• Dropbox Reveals Atlas – a Managed Service Orchestration Platform
  • Author: Eran Stiller
  • The Nuggets translation Project
  • Permanent link to this article: github.com/xitu/gold-m…
  • Translator: Hoarfroster
  • Proofreader: 5Reasons, Kamly, Husiyu

Dropbox has launched Atlas, a hosted service choreography platform

In a recent blog post, Dropbox announced Atlas, a platform that aims to provide users with all the conveniences of a service-oriented architecture while minimizing the maintenance costs of owning a service.

The goal of Atlas is to support small, stand-alone functions that save product teams the overhead of managing various services, including capacity planning, alarm Settings, and so on. Atlas also makes use of the background automatic deployment service to provide users with serverless systems (such as AWS Fargate), while being supported by the background automatic configuration service. According to authors Naphat Sanguansin and Utsav Shah, they evaluated using off-the-shelf solutions to run the platform. However, to reduce migration risk and ensure low engineering costs, they decided to continue hosting the services on the same deploy-choreography platform as the rest of Dropbox.

The reason for building the Atlas project is that Monolith Metaserver, Dropbox’s central Python library, is a replacement. The development of Altas will be a multi-year process and is still ongoing today. Atlas is currently providing more than 25 percent of the services of monolith, which it intends to replace. The authors give key conclusions about the migration process:

One of the most important things we’ve learned over the years is that writing well-thought-out code is critical early in a project’s life cycle. Otherwise, technical burdens and code complexity can quickly come together. Cancellation of import cycles and Metaserver (…) Decomposing was probably the most strategically effective part of the project, as it prevented new code from causing problems while also simplifying our code.

They point out that many previous attempts to improve Metaserver have failed because of the size and complexity of the code base. This time, they considered Altas as a stepping stone rather than a milestone and devised an execution plan for Atlas. The idea is that if the next part of the project fails for whatever reason, each incremental step already has its value. A key example of this strategy involves an improvement to an integrated code architecture that has value with or without Atlas implementation. In addition, many of the enhancements developed for Atlas will be ported back into Metaserver to further increase project value.

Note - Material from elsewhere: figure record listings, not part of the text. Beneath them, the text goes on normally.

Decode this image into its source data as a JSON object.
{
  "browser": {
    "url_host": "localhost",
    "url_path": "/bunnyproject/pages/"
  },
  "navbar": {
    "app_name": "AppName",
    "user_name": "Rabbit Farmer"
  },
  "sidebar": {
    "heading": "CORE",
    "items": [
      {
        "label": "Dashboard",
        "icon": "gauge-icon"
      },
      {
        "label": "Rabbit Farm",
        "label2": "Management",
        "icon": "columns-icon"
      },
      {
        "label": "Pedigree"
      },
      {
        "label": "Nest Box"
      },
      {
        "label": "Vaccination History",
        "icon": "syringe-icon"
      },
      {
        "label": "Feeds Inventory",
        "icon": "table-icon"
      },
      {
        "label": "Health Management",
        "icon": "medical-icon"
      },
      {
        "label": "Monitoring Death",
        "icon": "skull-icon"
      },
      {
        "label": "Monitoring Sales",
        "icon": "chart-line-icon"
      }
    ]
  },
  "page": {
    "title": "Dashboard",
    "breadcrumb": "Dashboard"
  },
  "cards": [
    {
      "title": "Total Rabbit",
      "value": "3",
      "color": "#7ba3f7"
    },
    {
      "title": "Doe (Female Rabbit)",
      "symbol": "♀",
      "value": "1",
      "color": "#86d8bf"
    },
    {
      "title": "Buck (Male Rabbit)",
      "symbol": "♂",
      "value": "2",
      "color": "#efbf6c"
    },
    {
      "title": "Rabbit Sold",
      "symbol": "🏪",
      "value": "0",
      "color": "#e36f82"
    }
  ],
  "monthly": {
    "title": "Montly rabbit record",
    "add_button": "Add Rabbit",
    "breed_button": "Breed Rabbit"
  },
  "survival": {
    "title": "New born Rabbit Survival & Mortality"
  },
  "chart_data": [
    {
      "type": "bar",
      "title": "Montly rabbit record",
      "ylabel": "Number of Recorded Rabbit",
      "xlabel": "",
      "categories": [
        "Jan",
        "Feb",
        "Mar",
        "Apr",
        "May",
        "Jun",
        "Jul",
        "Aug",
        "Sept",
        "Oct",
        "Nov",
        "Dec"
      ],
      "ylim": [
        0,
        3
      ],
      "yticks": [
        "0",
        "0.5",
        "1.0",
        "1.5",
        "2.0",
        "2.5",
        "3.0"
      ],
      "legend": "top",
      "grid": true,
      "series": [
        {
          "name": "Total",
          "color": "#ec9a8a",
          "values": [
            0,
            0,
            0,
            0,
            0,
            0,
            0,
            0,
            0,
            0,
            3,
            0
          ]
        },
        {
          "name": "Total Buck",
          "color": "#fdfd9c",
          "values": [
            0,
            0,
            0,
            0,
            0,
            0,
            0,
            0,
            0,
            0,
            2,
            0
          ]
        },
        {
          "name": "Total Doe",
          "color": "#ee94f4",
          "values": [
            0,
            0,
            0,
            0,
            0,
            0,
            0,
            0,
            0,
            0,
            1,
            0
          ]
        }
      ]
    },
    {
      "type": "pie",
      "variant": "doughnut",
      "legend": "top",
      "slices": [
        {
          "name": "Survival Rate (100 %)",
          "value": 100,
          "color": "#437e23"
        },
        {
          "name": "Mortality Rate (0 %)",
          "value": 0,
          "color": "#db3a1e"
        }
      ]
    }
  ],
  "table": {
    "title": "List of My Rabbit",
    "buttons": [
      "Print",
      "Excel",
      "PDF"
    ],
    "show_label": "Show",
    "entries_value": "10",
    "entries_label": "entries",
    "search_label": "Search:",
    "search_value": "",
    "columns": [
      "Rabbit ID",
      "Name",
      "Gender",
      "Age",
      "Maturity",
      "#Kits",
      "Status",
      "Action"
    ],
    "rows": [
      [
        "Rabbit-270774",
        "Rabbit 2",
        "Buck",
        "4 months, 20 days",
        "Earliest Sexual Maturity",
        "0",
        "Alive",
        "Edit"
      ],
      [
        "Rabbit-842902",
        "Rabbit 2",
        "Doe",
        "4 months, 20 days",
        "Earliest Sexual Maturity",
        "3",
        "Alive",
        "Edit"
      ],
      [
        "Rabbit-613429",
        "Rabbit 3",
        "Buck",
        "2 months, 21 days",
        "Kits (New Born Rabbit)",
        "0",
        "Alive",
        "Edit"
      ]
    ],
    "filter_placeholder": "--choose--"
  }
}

Before and after, graph sourceDropbox

The design of Atlas involves some key work around componentization, choreography, and operability. Atlas introduced Atlasservlets as logical, minimal groupings of HTTP routes to improve componentization. “In preparation for Atlas, we worked with the product team to assign Atlas Servlets to each route in Metaserver, thus building more than 200 Atlas Servlets out of more than 5,000 routes,” they said. Each Servlet is assigned an owner with unique rights to manage it. Also, to break down the Metaserver codebase, they had to break most Python import cycles. This process took several years to achieve.

To improve the orchestration, each Servlet in Atlas is its own cluster. By default, this policy provides isolation capability, because routes with abnormal behavior should only affect other routes in the same Atlasservlet. Again, this decision allows code to be pushed independently. In addition, Dropbox decided to standardize on gRPC. To continue processing HTTP traffic, they use envoys provided in the GRPC JSON transcoder, which they use as proxy servers and load balancers in front of servlets.

HTTP transcoder, graph sourceDropbox

According to them, “the secret secret of Atlas is manageable experience” when it comes to operational issues. Much of this work relies on automated Canary analytics and automated scaling. The former allows every code change and push to be automatically checked by the system before being put into production, while the latter eliminates much of the need for capacity planning.

Canary version analysis, image sourceDropbox

If you find any mistakes in your translation or other areas that need to be improved, you are welcome to the Nuggets Translation Program to revise and PR your translation, and you can also get the corresponding reward points. The permanent link to this article at the beginning of this article is the MarkDown link to this article on GitHub.


The Nuggets Translation Project is a community that translates quality Internet technical articles from English sharing articles on nuggets. The content covers Android, iOS, front-end, back-end, blockchain, products, design, artificial intelligence and other fields. If you want to see more high-quality translation, please continue to pay attention to the Translation plan of Digging Gold, the official Weibo, Zhihu column.